- Vai ser melhor se você ver com os seus próprios olhos. – declarou, num ultimato. Desisti e concordei.

- Agora se esforce em ficar melhor e sair logo dessa cama. – afirmou, levantando-se. Eu segurei seu braço.

- Você já vai? – indaguei, internamente implorando para que ele ficasse. Acho que ele entendeu ou escutou meu pedido de alguma forma, porque ele sorriu, se inclinou e me deu um beijo na testa.

- Eu vou estar por perto.

Então ele saiu.

Me ajeitei na cama e voltei a deitar, a cabeça girando em torno de tudo aquilo. Não tinha sido muito do que eu esperava. Entre voltas e voltas, ele não havia me dito nada de concreto. Só que ele aparentemente era algum tipo de assassino que não envelhecia e que forjara a própria morte de algum jeito.

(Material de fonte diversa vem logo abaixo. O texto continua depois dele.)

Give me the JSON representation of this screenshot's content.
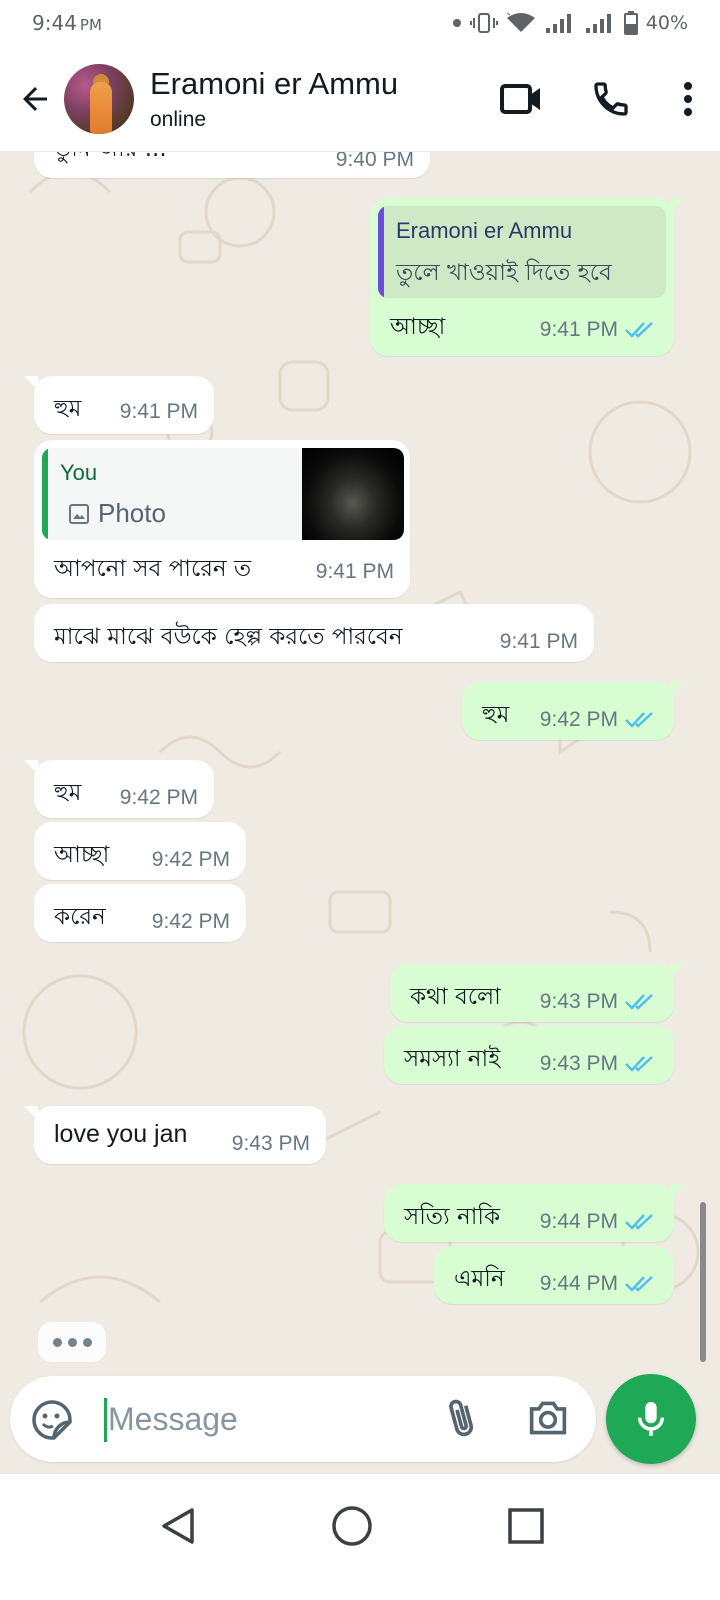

E o pior é que tudo parecia mais confuso agora do que estivera momentos atrás. Théo não parecia totalmente sincero enquanto me contava o pouco que se dispôs a dizer. Eu queria confiar, mas ainda assim estava com um pé atrás, sem saber o que pensar.

Pela primeira vez, desejei que a minha vida não se parecesse com um livro de ficção como vinha acontecendo. A realidade era muito mais segura.

Lá fora, ouvi um latido. Foi a última coisa que escutei antes de dormir de novo.

Cumpri minha parte e me esforcei em melhorar nos dias que se seguiram.

Todo dia, eu só pensava em sair daquela cama, ainda que minha mãe dissesse que eu talvez não ficasse boa o bastante pra poder voltar à escola ainda naquela semana. Meus pés estavam cicatrizando num ritmo lento, e tentar colocá-los no chão era uma tarefa árdua e dolorida.

Keyla passava em casa todos os dias pra me passar a matéria perdida e me ajudar com a lição de casa. Embora eu realmente agradecesse por fazer aquilo por mim – caso contrário eu definitivamente repetiria o segundo colegial antes mesmo do fim do segundo bimestre – tudo o que eu queria era que pudéssemos sentar e conversar sobre tudo o que vinha acontecendo comigo.

O único problema era que eu não podia. Eu queria desesperadamente compartilhar aquele fardo com alguém, porque a cada dia ele apenas ficava mais pesado, e não mais leve, como acreditei que viria a acontecer. Mas como eu podia contar a ela, mesmo sendo minha melhor amiga, e certamente a pessoa mais honesta em todos os sentidos que eu conhecia no mundo, tudo o que estava acontecendo? Não era um segredo meu pra ser partilhado.

Pensar não me ajudava em nada, e era tudo o que eu podia fazer. Théo não veio mais me ver nos dias que se passaram, mas eu sentia que ele estava presente de alguma forma, me vigiando como prometera. Fazia as coisas ficarem menos tensas saber que ele estava por perto, ainda que eu não pudesse vê-lo. Se eu ao menos pudesse sair daquela cama...

Consegui dar passos lentos e arrastados lá pela quarta-feira daquela semana. Meus pés estavam definitivamente melhores – embora ainda enfaixados – e eu agora me sentia cansada de ficar tanto tempo parada. Minha teimosia me fez andar pela casa toda ainda naquele dia, tentando ao máximo me acostumar com a dor. Já não agüentava mais ficar em casa.

Os dias se passaram naquele mesmo ritmo chato e constante demais pro meu gosto. Era uma pena que o tempo custasse a passar justamente quando eu mais queria que ele acelerasse.

Segunda-feira, finalmente, eu estava livre para ir à escola.

Não a pé, é claro. Loren nos levou, a mim e a Keyla, para a escola no seu Ford Ka ano 2002, que mal comportava nós três sem reclamar. Ela era apaixonada pelo carro, por mais que eu dissesse que ele já devia estar a caminho da aposentadoria.